Direct Send (Point-to-Point)#
Use send to send a message directly to a specific node via UDP. This is high-throughput and low-latency.
Best for: RPC, high-volume data transfer, direct coordination.
(* Send by Node ID *)
let target_node_id = node_id_of_string "node-2" in
Cluster.send cluster
~target:target_node_id
~topic:"ping"
~payload:"pong"
(* Send by Address (if Node ID unknown) *)
let addr = `Udp (Eio.Net.Ipaddr.of_raw "\192\168\001\010", 7946) in
Cluster.send_to_addr cluster
~addr
~topic:"alert"
~payload:"alert-data"
Handling Messages#
Register a callback to handle incoming messages (both broadcast and direct).
Cluster.on_message cluster (fun sender topic payload ->
Printf.printf "Received '%s' from %s: %s\n"
topic
(node_id_to_string sender.id)
payload
)
Membership Events#
Listen for node lifecycle events.
Eio.Fiber.fork ~sw (fun () ->
let stream = Cluster.events cluster in
while true do
match Eio.Stream.take stream with
| Join node -> Printf.printf "Node joined: %s\n" (node_id_to_string node.id)
| Leave node -> Printf.printf "Node left: %s\n" (node_id_to_string node.id)
| Suspect_event node -> Printf.printf "Node suspected: %s\n" (node_id_to_string node.id)
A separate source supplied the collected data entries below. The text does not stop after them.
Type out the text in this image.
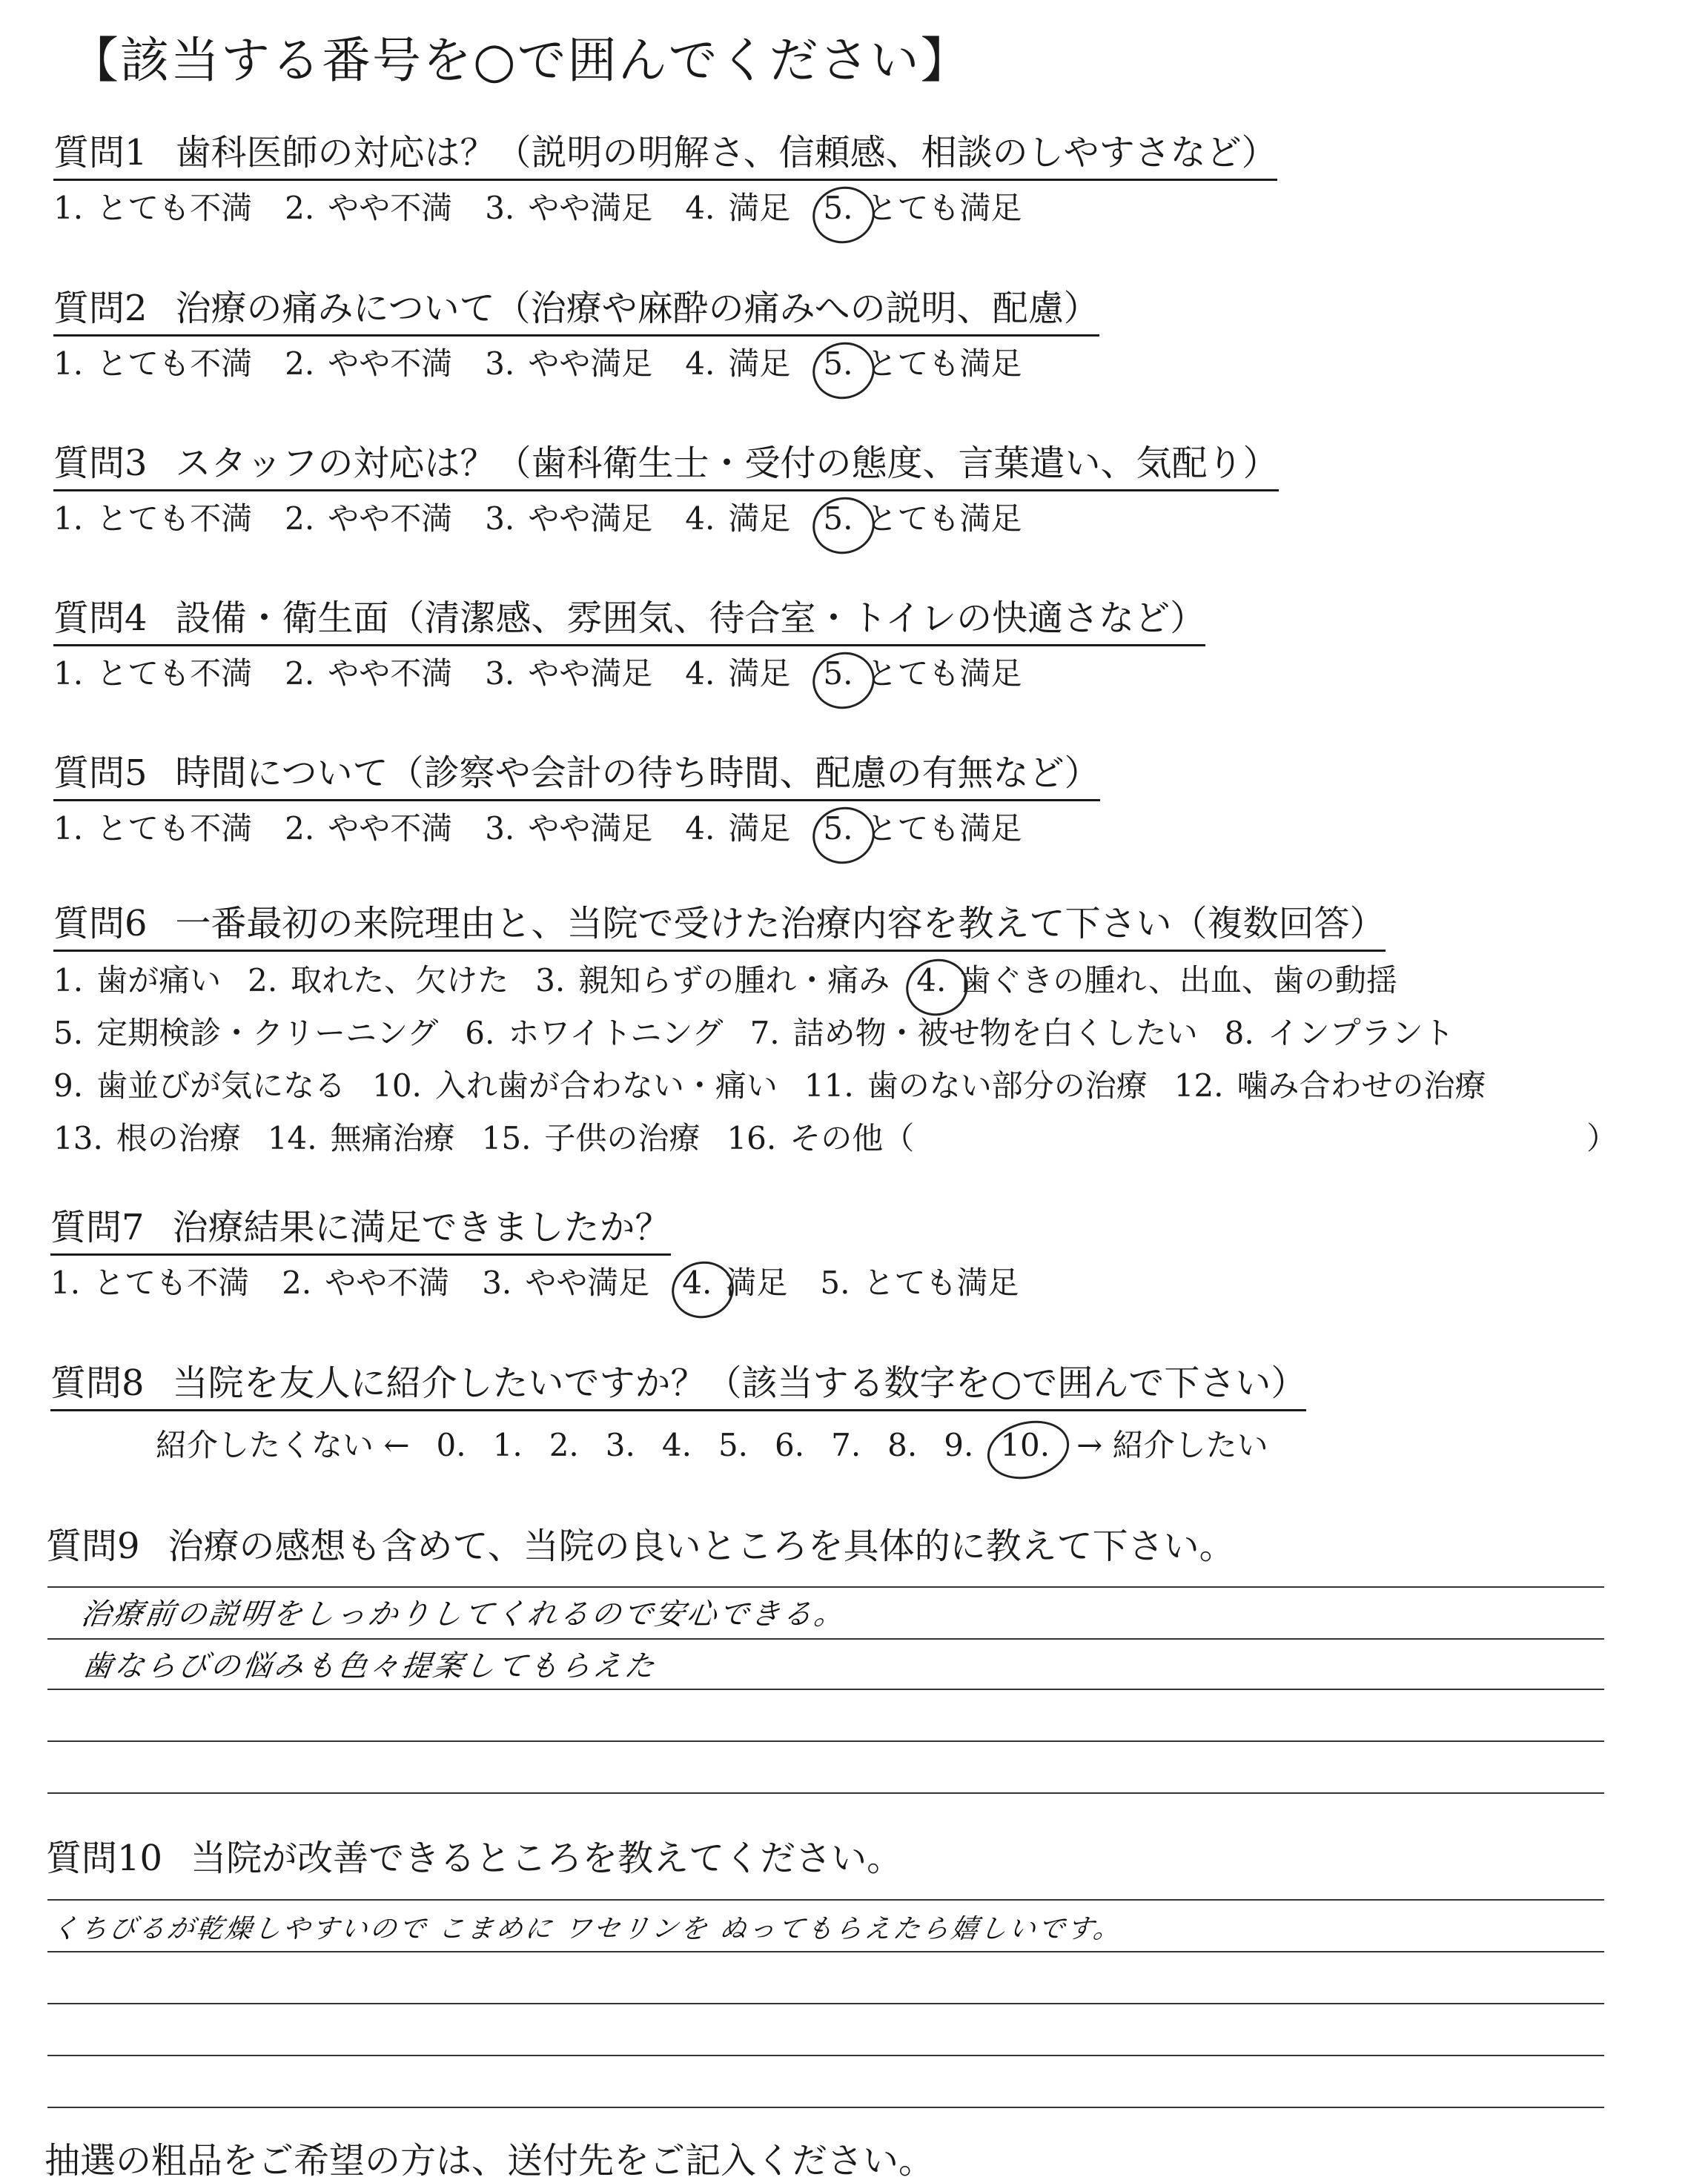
【該当する番号を○で囲んでください】
質問1 歯科医師の対応は？（説明の明解さ、信頼感、相談のしやすさなど）
1. とても不満 2. やや不満 3. やや満足 4. 満足 5. とても満足
質問2 治療の痛みについて（治療や麻酔の痛みへの説明、配慮）
1. とても不満 2. やや不満 3. やや満足 4. 満足 5. とても満足
質問3 スタッフの対応は？（歯科衛生士・受付の態度、言葉遣い、気配り）
1. とても不満 2. やや不満 3. やや満足 4. 満足 5. とても満足
質問4 設備・衛生面（清潔感、雰囲気、待合室・トイレの快適さなど）
1. とても不満 2. やや不満 3. やや満足 4. 満足 5. とても満足
質問5 時間について（診察や会計の待ち時間、配慮の有無など）
1. とても不満 2. やや不満 3. やや満足 4. 満足 5. とても満足
質問6 一番最初の来院理由と、当院で受けた治療内容を教えて下さい（複数回答）
1. 歯が痛い 2. 取れた、欠けた 3. 親知らずの腫れ・痛み 4. 歯ぐきの腫れ、出血、歯の動揺
5. 定期検診・クリーニング 6. ホワイトニング 7. 詰め物・被せ物を白くしたい 8. インプラント
9. 歯並びが気になる 10. 入れ歯が合わない・痛い 11. 歯のない部分の治療 12. 噛み合わせの治療
13. 根の治療 14. 無痛治療 15. 子供の治療 16. その他（	）
質問7 治療結果に満足できましたか？
1. とても不満 2. やや不満 3. やや満足 4. 満足 5. とても満足
質問8 当院を友人に紹介したいですか？（該当する数字を○で囲んで下さい）
紹介したくない ← 0. 1. 2. 3. 4. 5. 6. 7. 8. 9. 10. → 紹介したい
質問9 治療の感想も含めて、当院の良いところを具体的に教えて下さい。
治療前の説明をしっかりしてくれるので安心できる。
歯ならびの悩みも色々提案してもらえた
質問10 当院が改善できるところを教えてください。
くちびるが乾燥しやすいので こまめに ワセリンを ぬってもらえたら嬉しいです。
抽選の粗品をご希望の方は、送付先をご記入ください。
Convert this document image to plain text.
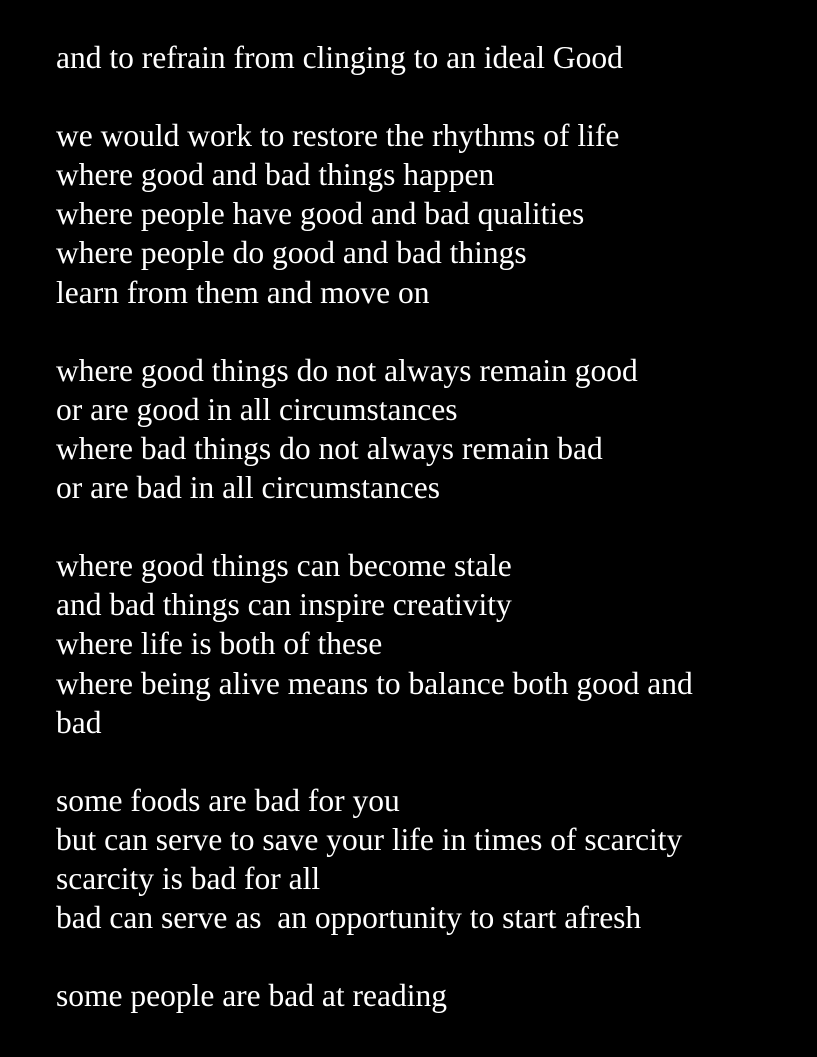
and to refrain from clinging to an ideal Good
we would work to restore the rhythms of life
where good and bad things happen
where people have good and bad qualities
where people do good and bad things
learn from them and move on
where good things do not always remain good
or are good in all circumstances
where bad things do not always remain bad
or are bad in all circumstances
where good things can become stale
and bad things can inspire creativity
where life is both of these
where being alive means to balance both good and
bad
some foods are bad for you
but can serve to save your life in times of scarcity
scarcity is bad for all
bad can serve as  an opportunity to start afresh
some people are bad at reading
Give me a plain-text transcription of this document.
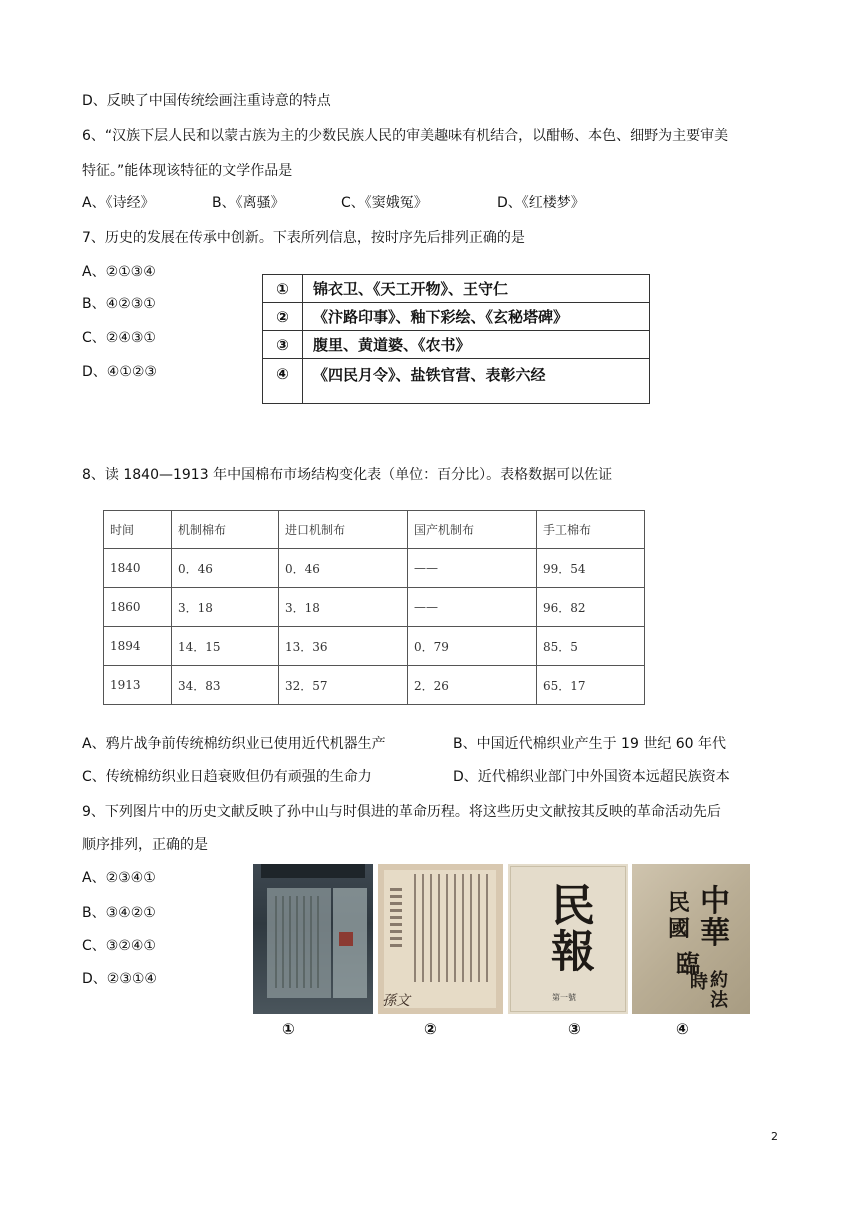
D、反映了中国传统绘画注重诗意的特点
6、“汉族下层人民和以蒙古族为主的少数民族人民的审美趣味有机结合，以酣畅、本色、细野为主要审美
特征。”能体现该特征的文学作品是
A、《诗经》	B、《离骚》	C、《窦娥冤》	D、《红楼梦》
7、历史的发展在传承中创新。下表所列信息，按时序先后排列正确的是
A、②①③④
B、④②③①
C、②④③①
D、④①②③
①	锦衣卫、《天工开物》、王守仁
②	《汴路印事》、釉下彩绘、《玄秘塔碑》
③	腹里、黄道婆、《农书》
④	《四民月令》、盐铁官营、表彰六经
8、读 1840—1913 年中国棉布市场结构变化表（单位：百分比）。表格数据可以佐证
时间	机制棉布	进口机制布	国产机制布	手工棉布
1840	0．46	0．46	——	99．54
1860	3．18	3．18	——	96．82
1894	14．15	13．36	0．79	85．5
1913	34．83	32．57	2．26	65．17
A、鸦片战争前传统棉纺织业已使用近代机器生产	B、中国近代棉织业产生于 19 世纪 60 年代
C、传统棉纺织业日趋衰败但仍有顽强的生命力	D、近代棉织业部门中外国资本远超民族资本
9、下列图片中的历史文献反映了孙中山与时俱进的革命历程。将这些历史文献按其反映的革命活动先后
顺序排列，正确的是
A、②③④①
B、③④②①
C、③②④①
D、②③①④
孫文
民報
第一號
中
華
民
國
臨
時 約
法
①	②	③	④
2
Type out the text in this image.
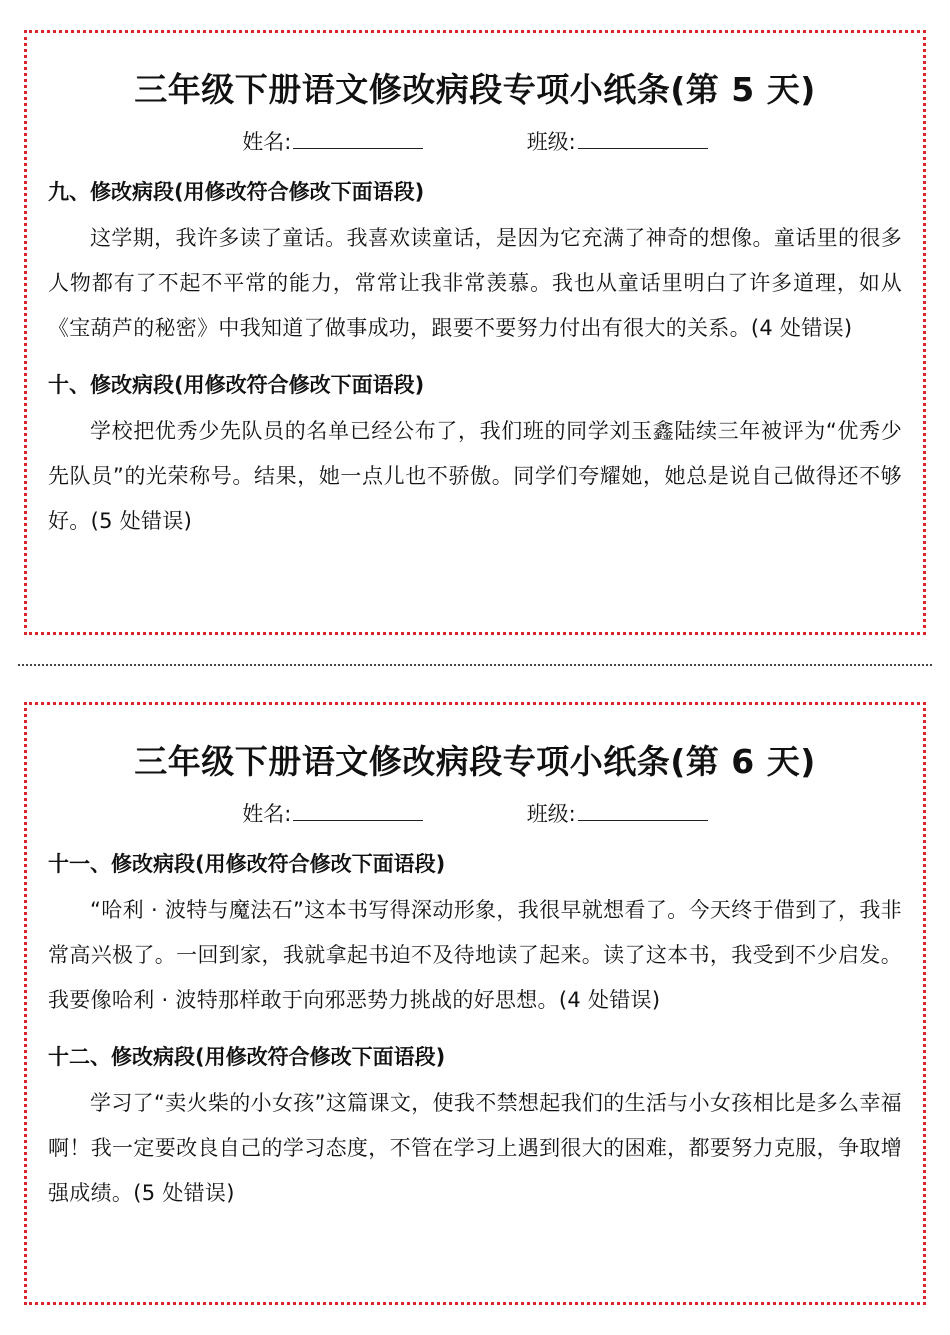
三年级下册语文修改病段专项小纸条(第 5 天)
姓名:	班级:
九、修改病段(用修改符合修改下面语段)
这学期，我许多读了童话。我喜欢读童话，是因为它充满了神奇的想像。童话里的很多人物都有了不起不平常的能力，常常让我非常羡慕。我也从童话里明白了许多道理，如从《宝葫芦的秘密》中我知道了做事成功，跟要不要努力付出有很大的关系。(4 处错误)
十、修改病段(用修改符合修改下面语段)
学校把优秀少先队员的名单已经公布了，我们班的同学刘玉鑫陆续三年被评为“优秀少先队员”的光荣称号。结果，她一点儿也不骄傲。同学们夸耀她，她总是说自己做得还不够好。(5 处错误)
三年级下册语文修改病段专项小纸条(第 6 天)
姓名:	班级:
十一、修改病段(用修改符合修改下面语段)
“哈利 · 波特与魔法石”这本书写得深动形象，我很早就想看了。今天终于借到了，我非常高兴极了。一回到家，我就拿起书迫不及待地读了起来。读了这本书，我受到不少启发。我要像哈利 · 波特那样敢于向邪恶势力挑战的好思想。(4 处错误)
十二、修改病段(用修改符合修改下面语段)
学习了“卖火柴的小女孩”这篇课文，使我不禁想起我们的生活与小女孩相比是多么幸福啊！我一定要改良自己的学习态度，不管在学习上遇到很大的困难，都要努力克服，争取增强成绩。(5 处错误)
| Alive_event node -> Printf.printf "Node alive again: %s\n" (node_id_to_string node.id)
| Update _ -> ()
done
)
Configuration Options#
| Field | Default | Description |
|---|---|---|
bind_addr |
"0.0.0.0" | Interface to bind UDP/TCP listeners. |
bind_port |
7946 | Port for SWIM protocol. |
protocol_interval |
1.0 | Seconds between probe rounds. Lower = faster failure detection, higher bandwidth. |
probe_timeout |
0.5 | Seconds to wait for Ack. |
indirect_checks |
3 | Number of peers to ask for indirect probes. |
udp_buffer_size |
1400 | Max UDP packet size (MTU). |
secret_key |
(zeros) | 32-byte key for AES-256-GCM. |
max_gossip_queue_depth |
5000 | Max items in broadcast queue before dropping oldest (prevents leaks). |
Performance Tips#
- Buffer Pool: The library uses zero-copy buffer pools. Ensure
send_buffer_countandrecv_buffer_countare sufficient for your load (default 16). - Gossip Limit: If broadcasting aggressively,
max_gossip_queue_depthprotects memory but may drop messages. UseDirect Sendfor high volume. - Eio: Run within an Eio domain/switch. The library is designed for OCaml 5 multicore.